Des frappes aériennes et une incursion terrestre

Le Pakistan a mené dimanche des frappes aériennes et envoyé des troupes terrestres dans plusieurs provinces afghanes limitrophes de sa frontière occidentale. Selon le ministre pakistanais de l'Information, Attaullah Tarar, ces opérations ont visé des repaires de militants et tué 29 d'entre eux. Il a présenté ces actions comme une réponse à de « récentes attaques terroristes contre des innocents ».

De son côté, le gouvernement taliban afghan a fermement condamné ce qu'il qualifie d'« acte lâche » et de « crime et atrocité ». Des responsables talibans ont fait état d'au moins 100 personnes tuées ou blessées, précisant que les frappes ont touché des habitations civiles. Les pertes les plus importantes auraient été enregistrées dans le village de Mandikhel, dans la province de Paktika.

Des chiffres impossibles à vérifier de manière indépendante

Les bilans avancés par les deux camps divergent fortement et n'ont pas pu être confirmés par une source indépendante. Le Pakistan affirme ne cibler que des militants, tandis que Kaboul dénonce des frappes ayant causé des victimes parmi les civils. Les provinces visées sont la Paktia, la Paktika et le Kunar.

Un contexte de tensions récurrentes

Ces opérations surviennent au lendemain d'une attaque suicide à Karachi, où trois membres des Sindh Rangers, une force paramilitaire pakistanaise, ont trouvé la mort. Trois militants ont également péri dans cette attaque, et un quatrième suspect, présenté comme un ressortissant afghan, a été arrêté. Le groupe Jamaat-ul-Ahrar, une faction dissidente du Tehrik-e-Taliban Pakistan (TTP), a revendiqué cette action du 28 juin.

Le TTP et Jamaat-ul-Ahrar sont tous deux interdits au Pakistan et figurent sur la liste des organisations sanctionnées par l'Organisation des Nations unies en raison de leur implication dans des attentats antérieurs.

Une relation bilatérale marquée par la défiance

Islamabad accuse régulièrement Kaboul d'héberger des combattants qui perpètrent des attaques sur le sol pakistanais, une allégation que les autorités talibanes afghanes rejettent systématiquement. En retour, l'Afghanistan reproche à son voisin des incursions injustifiées faisant des morts parmi les civils.

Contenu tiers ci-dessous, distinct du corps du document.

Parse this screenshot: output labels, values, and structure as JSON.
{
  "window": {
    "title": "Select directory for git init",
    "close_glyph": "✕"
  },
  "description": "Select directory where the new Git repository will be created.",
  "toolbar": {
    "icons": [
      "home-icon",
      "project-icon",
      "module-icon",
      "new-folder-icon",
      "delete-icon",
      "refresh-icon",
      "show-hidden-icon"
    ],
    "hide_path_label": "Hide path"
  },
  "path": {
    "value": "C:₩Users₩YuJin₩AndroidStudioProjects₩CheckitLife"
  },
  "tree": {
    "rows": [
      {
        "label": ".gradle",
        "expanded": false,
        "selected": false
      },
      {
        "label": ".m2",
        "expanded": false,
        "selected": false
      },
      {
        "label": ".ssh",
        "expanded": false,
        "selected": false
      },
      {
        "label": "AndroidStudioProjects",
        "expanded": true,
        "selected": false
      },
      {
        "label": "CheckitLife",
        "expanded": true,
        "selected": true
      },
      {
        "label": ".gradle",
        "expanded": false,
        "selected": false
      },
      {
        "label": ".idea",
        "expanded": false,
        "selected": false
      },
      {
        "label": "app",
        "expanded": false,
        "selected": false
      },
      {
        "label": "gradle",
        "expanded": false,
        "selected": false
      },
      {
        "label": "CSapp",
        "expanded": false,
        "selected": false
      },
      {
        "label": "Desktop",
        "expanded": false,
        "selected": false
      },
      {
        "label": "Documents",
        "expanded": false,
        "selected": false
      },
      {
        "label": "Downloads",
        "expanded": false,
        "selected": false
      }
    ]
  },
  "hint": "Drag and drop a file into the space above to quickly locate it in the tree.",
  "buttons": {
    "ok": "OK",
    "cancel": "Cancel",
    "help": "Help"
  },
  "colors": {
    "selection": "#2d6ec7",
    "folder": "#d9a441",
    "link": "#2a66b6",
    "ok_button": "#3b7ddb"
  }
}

Un cessez-le-feu négocié en octobre dernier, après des semaines d'affrontements meurtriers, avait permis une brève accalmie. Comme les précédentes trêves conclues sous médiation internationale, cet accord n'a pas tenu.

Des affrontements récurrents à la frontière

Les accrochages et frappes transfrontaliers se sont multipliés ces derniers mois, faisant plusieurs dizaines de morts. En février, des combats entre les deux pays avaient déjà causé de nombreuses pertes. En mars, une frappe pakistanaise sur un centre de réadaptation pour toxicomanes à Kaboul avait fait des centaines de morts. Début juin, de nouvelles frappes aériennes pakistanaises avaient tué 26 militants, tandis que les autorités talibanes afghanes déploraient la mort de 13 personnes, dont une majorité d'enfants.